I was looking around Panera, listening to The Books / Jose Gonzalez’ cover of “Cello Song,” and I had one of those moments where something sort of obvious just hits you.

“There are no ordinary people,” Lewis says. “You have never talked to a mere mortal.”

The stakes are high. We cannot look flippantly on a human life—even strangers or enemies or the annoying people who sing too loudly and demonstratively in church. Whether we like it or not, all of these people are holy beings.
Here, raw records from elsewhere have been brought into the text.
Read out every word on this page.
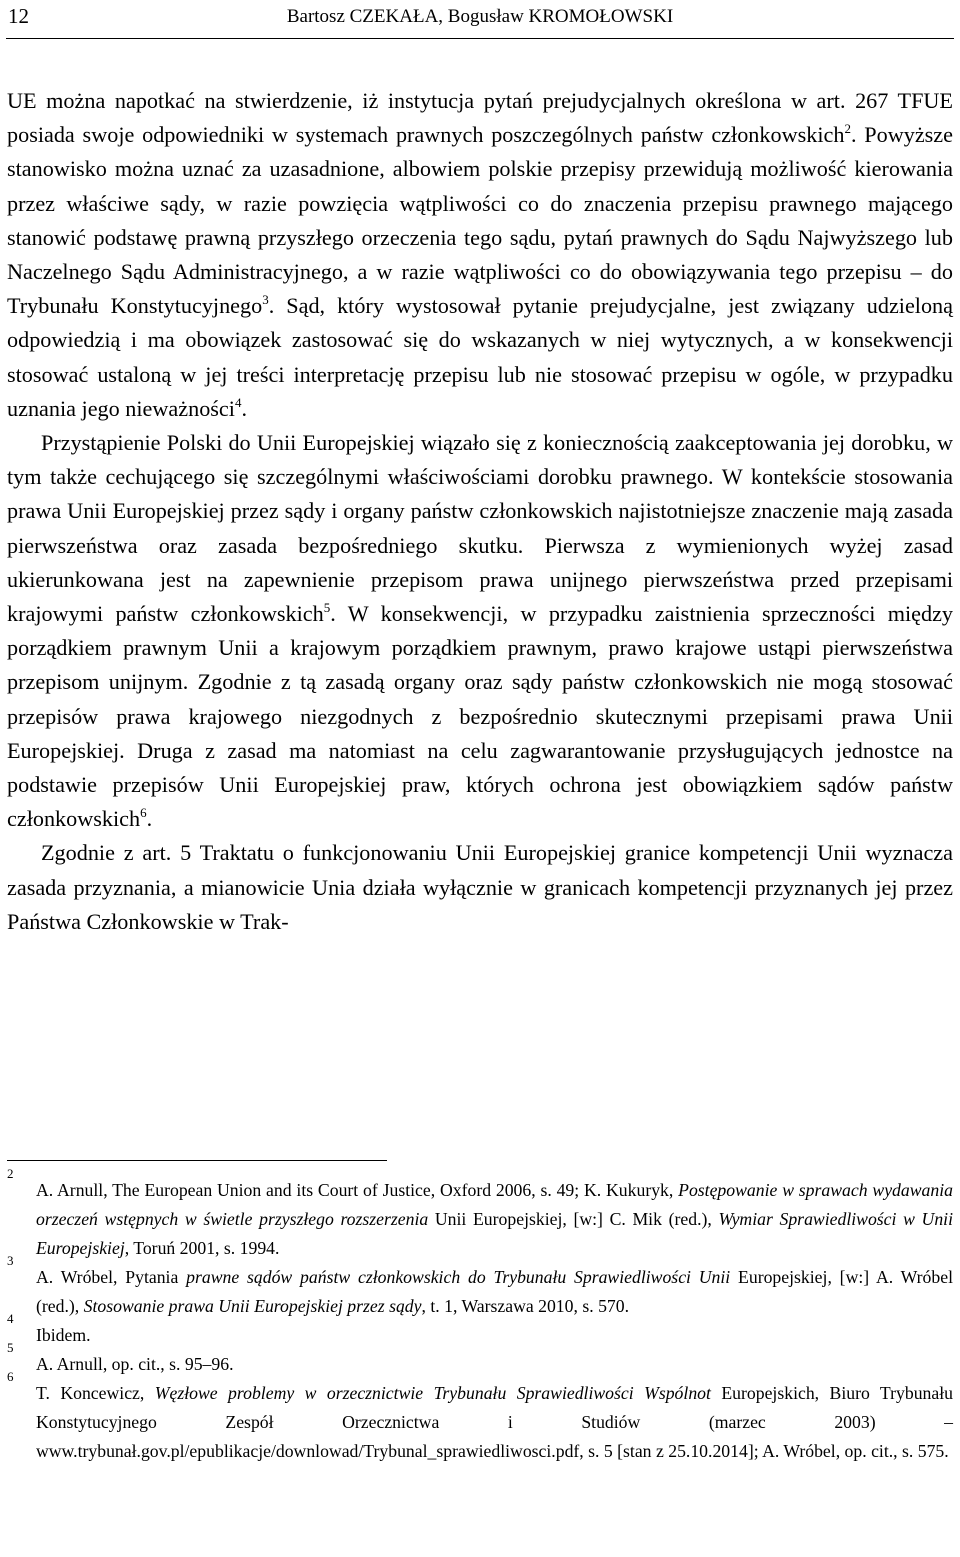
12	Bartosz CZEKAŁA, Bogusław KROMOŁOWSKI

UE można napotkać na stwierdzenie, iż instytucja pytań prejudycjalnych określona w art. 267 TFUE posiada swoje odpowiedniki w systemach prawnych poszczególnych państw członkowskich$^2$. Powyższe stanowisko można uznać za uzasadnione, albowiem polskie przepisy przewidują możliwość kierowania przez właściwe sądy, w razie powzięcia wątpliwości co do znaczenia przepisu prawnego mającego stanowić podstawę prawną przyszłego orzeczenia tego sądu, pytań prawnych do Sądu Najwyższego lub Naczelnego Sądu Administracyjnego, a w razie wątpliwości co do obowiązywania tego przepisu – do Trybunału Konstytucyjnego$^3$. Sąd, który wystosował pytanie prejudycjalne, jest związany udzieloną odpowiedzią i ma obowiązek zastosować się do wskazanych w niej wytycznych, a w konsekwencji stosować ustaloną w jej treści interpretację przepisu lub nie stosować przepisu w ogóle, w przypadku uznania jego nieważności$^4$.

Przystąpienie Polski do Unii Europejskiej wiązało się z koniecznością zaakceptowania jej dorobku, w tym także cechującego się szczególnymi właściwościami dorobku prawnego. W kontekście stosowania prawa Unii Europejskiej przez sądy i organy państw członkowskich najistotniejsze znaczenie mają zasada pierwszeństwa oraz zasada bezpośredniego skutku. Pierwsza z wymienionych wyżej zasad ukierunkowana jest na zapewnienie przepisom prawa unijnego pierwszeństwa przed przepisami krajowymi państw członkowskich$^5$. W konsekwencji, w przypadku zaistnienia sprzeczności między porządkiem prawnym Unii a krajowym porządkiem prawnym, prawo krajowe ustąpi pierwszeństwa przepisom unijnym. Zgodnie z tą zasadą organy oraz sądy państw członkowskich nie mogą stosować przepisów prawa krajowego niezgodnych z bezpośrednio skutecznymi przepisami prawa Unii Europejskiej. Druga z zasad ma natomiast na celu zagwarantowanie przysługujących jednostce na podstawie przepisów Unii Europejskiej praw, których ochrona jest obowiązkiem sądów państw członkowskich$^6$.

Zgodnie z art. 5 Traktatu o funkcjonowaniu Unii Europejskiej granice kompetencji Unii wyznacza zasada przyznania, a mianowicie Unia działa wyłącznie w granicach kompetencji przyznanych jej przez Państwa Członkowskie w Trak-

2
A. Arnull, The European Union and its Court of Justice, Oxford 2006, s. 49; K. Kukuryk, Postępowanie w sprawach wydawania orzeczeń wstępnych w świetle przyszłego rozszerzenia Unii Europejskiej, [w:] C. Mik (red.), Wymiar Sprawiedliwości w Unii Europejskiej, Toruń 2001, s. 1994.
3
A. Wróbel, Pytania prawne sądów państw członkowskich do Trybunału Sprawiedliwości Unii Europejskiej, [w:] A. Wróbel (red.), Stosowanie prawa Unii Europejskiej przez sądy, t. 1, Warszawa 2010, s. 570.
4
Ibidem.
5
A. Arnull, op. cit., s. 95–96.
6
T. Koncewicz, Węzłowe problemy w orzecznictwie Trybunału Sprawiedliwości Wspólnot Europejskich, Biuro Trybunału Konstytucyjnego Zespół Orzecznictwa i Studiów (marzec 2003) – www.trybunał.gov.pl/epublikacje/downlowad/Trybunal_sprawiedliwosci.pdf, s. 5 [stan z 25.10.2014]; A. Wróbel, op. cit., s. 575.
As Lewis reminds us, “Next to the Blessed Sacrament itself, your neighbor is the holiest object presented to your senses.”

Why is it so hard for us to remember this? It made me sad in Panera, looking around at all these people, recognizing that each one is a miracle, someone God created, and yet I so often live my life in the opposite way—caring little about strangers and actively avoiding the burden of my neighbor’s immortality. It’s certainly easier to find reasons to be annoyed by people, to avoid contact with those who are not like us. It’s definitely not the easiest thing in the world to look past the failings of people and love them in spite of it all.

But that’s exactly what we must do. We have to realize that we are all frail, hurting humans, in need of the same grace.

It’s a thought that seems especially appropriate today, on Ash Wednesday, the first day of the 40-day Lenten period in which we quiet ourselves in repentance, renewal and reflection in advance of Easter.

I love Ash Wednesday, because it is a day that is so much about the universal frailty and fallen-ness of man. We are all in this together, all in need of the humbling salvation of the cross. At my church and at many churches worldwide today, Christians will come together for worship, prayer, and the imposition of ashes. This part I love. An ash-marked cross on one’s forehead is a very strange thing to see (especially in a town as vain and airbrushed as L.A.), but it is beautiful. What a fantastic symbol of what Lent is all about: our coming into a focused, reverential meditation upon and solidarity with the suffering of Christ.

Ash Wednesday is a day that reminds us that while we all are physically finite, deteriorating creatures, we are also beautiful, immortal beings created for a greatness and glory we can hardly even fathom. All humans have this in common. We all fall down; We all fall sort. We are all in need of God’s grace. Every single one of us.